On attendait la décision de la FIFA sur le recours algérien le 21 avril, elle ne serait connue qu’entre le 15 et le 30 mai. Pour Alger, elle ne peut faire de doute : les fennecs ont été volés le 29 mars à Blida et le match contre le Cameroun doit être rejoué en raison des erreurs flagrantes d’arbitrage ou la victoire donnée à l’Algérie car l’arbitre était corrompu.
Le football en Algérie dépasse largement les limites du terrain, il est affaire nationale, politique et identitaire, reflet de la grandeur du pays. La défaite, surtout en ces temps difficiles où le pays, plus isolé qu’il ne le prétend et en dangereuse rivalité avec le Maroc, se débat dans ses problèmes internes, apparaît comme un coup porté à sa grandeur, à son honneur. Ce sentiment n’est pas vraiment nouveau. Déjà en 2010, la défaite 4 à 0 devant l’Egypte lors de la CAN en Angola était due à un « complot ». Depuis un mois, la presse regorge de titres vengeurs : arbitrage scandaleux confirmé, la vérité éclate, complot dénoncé, nouvelles révélations, preuves accablantes, arbitre corrompu, dossier en béton… Et Djamel Belmadi, le sélectionneur surnommé « le ministre du bonheur , en rajoute. Au moment de la défaite, il déplorait déjà : « On est effondré. On a mis notre vie entre parenthèses pour ce match. Pour notre pays, pour notre peuple ». Le football, plus que du sport… C’est le ministre des Sports, Abderrazak Sebgag qui gère le dossier et affirme : « Tous les moyens légaux à disposition de l’Etat algérien ont été utilisés ».
Souvenez-vous du général Chengriha, l’homme fort du pays, soulevant fin décembre la coupe arabe gagnée par une victoire sur les Aigles de Carthage et affirmant que cela « prouve que la volonté de l’Algérie est imbattable et ne croit pas à l’impossible. Cet exploit historique est considéré comme un précieux cadeau que les guerriers du désert ont offert à leur patrie et à leur peuple. Une réponse ferme aux ennemis d’hier et d’aujourd’hui ». On pense bien sûr au Maroc, « ce pelé, ce galeux d’où venait tout leur mal », comme disait Jean De la Fontaine. Oui, le Maroc serait responsable de la défaite, de la corruption de l’arbitre gambien Bakary Gassama. Un ancien international algérien, Mohamed Khazrouni, vient, à la télévision, d’accuser Gassama d’être arrivé en Algérie en passant par Rabat puis Tunis.
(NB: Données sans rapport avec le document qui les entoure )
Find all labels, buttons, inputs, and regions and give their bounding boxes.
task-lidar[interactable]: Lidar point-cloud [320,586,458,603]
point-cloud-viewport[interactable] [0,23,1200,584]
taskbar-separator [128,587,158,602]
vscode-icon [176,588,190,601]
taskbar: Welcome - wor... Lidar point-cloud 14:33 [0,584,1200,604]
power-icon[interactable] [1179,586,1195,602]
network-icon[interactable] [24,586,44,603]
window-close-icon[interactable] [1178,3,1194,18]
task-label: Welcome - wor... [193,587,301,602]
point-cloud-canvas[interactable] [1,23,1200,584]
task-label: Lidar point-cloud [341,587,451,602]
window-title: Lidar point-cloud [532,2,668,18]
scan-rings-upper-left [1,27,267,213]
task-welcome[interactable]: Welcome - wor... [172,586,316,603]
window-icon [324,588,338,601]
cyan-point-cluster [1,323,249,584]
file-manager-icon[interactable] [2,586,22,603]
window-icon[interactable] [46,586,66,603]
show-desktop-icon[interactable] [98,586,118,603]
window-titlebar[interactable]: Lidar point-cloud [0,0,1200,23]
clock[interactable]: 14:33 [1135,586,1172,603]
Au Maroc, le président de la fédé de foot Fouzi Lekjaa, qui n’aurait pas digéré la défaite face à l’Algérie en décembre, l’aurait « persuadé » de faire perdre les fennecs et l’humoriste Jamel Debbouze aurait servi d’intermédiaire. Pour lui, pas de doutes : « il côtoie le roi, il côtoie Lekjaa, il vit à paris, il a de l’influence, Gassama a des relations en France »… Les accusations portées par Belmadi sont moins directes mais vont dans le même sens : « Il a volé notre espoir. Je ne dis pas qu’il faut le tuer. Mais il ne faut pas le laisser tranquille. Nous ne laisserons jamais plus deux ou trois personnes conspirer contre notre pays, plus jamais un arbitre ne mettra à mal notre pays.» Le Cameroun n’a pas apprécié et le président de la Fédération camerounaise de football (Fécafoot), Samuel Eto’o, a menacé ce lundi le sélectionneur algérien Djamel Belmadi de poursuites devant la FIFA. La Gambie aussi.
Rabah Madjer, le légendaire attaquant des fennecs qui a donné son nom à un geste technique, a, samedi, recadré Belmadi et ramené l’affaire au niveau sportif : « Je pense qu’il faut faire preuve de discernement. Nous avons été éliminés sur le terrain par une remarquable équipe du Cameroun. À un moment donné, il faut arrêter de se trouver des excuses, franchement le coach ne nous a pas habitué à ça. Il faut se remobiliser, tirer toutes les leçons de notre échec et revenir plus fort. Arrêtons d’accuser et polémiquer inutilement et mettons nous au travail. » Le 29 mars, ce sont des erreurs individuelles et de coaching qui ont fait perdre l’Algérie bien plus que des erreurs réelles ou prétendues d’arbitrage.
A l’occasion la FIFA devrait sans doute se pencher sur l’arbitrage africain qualifié par Belmadi de « préhistorique ». Il n’est pas le seul à penser qu’il y a un travail de formation à accomplir.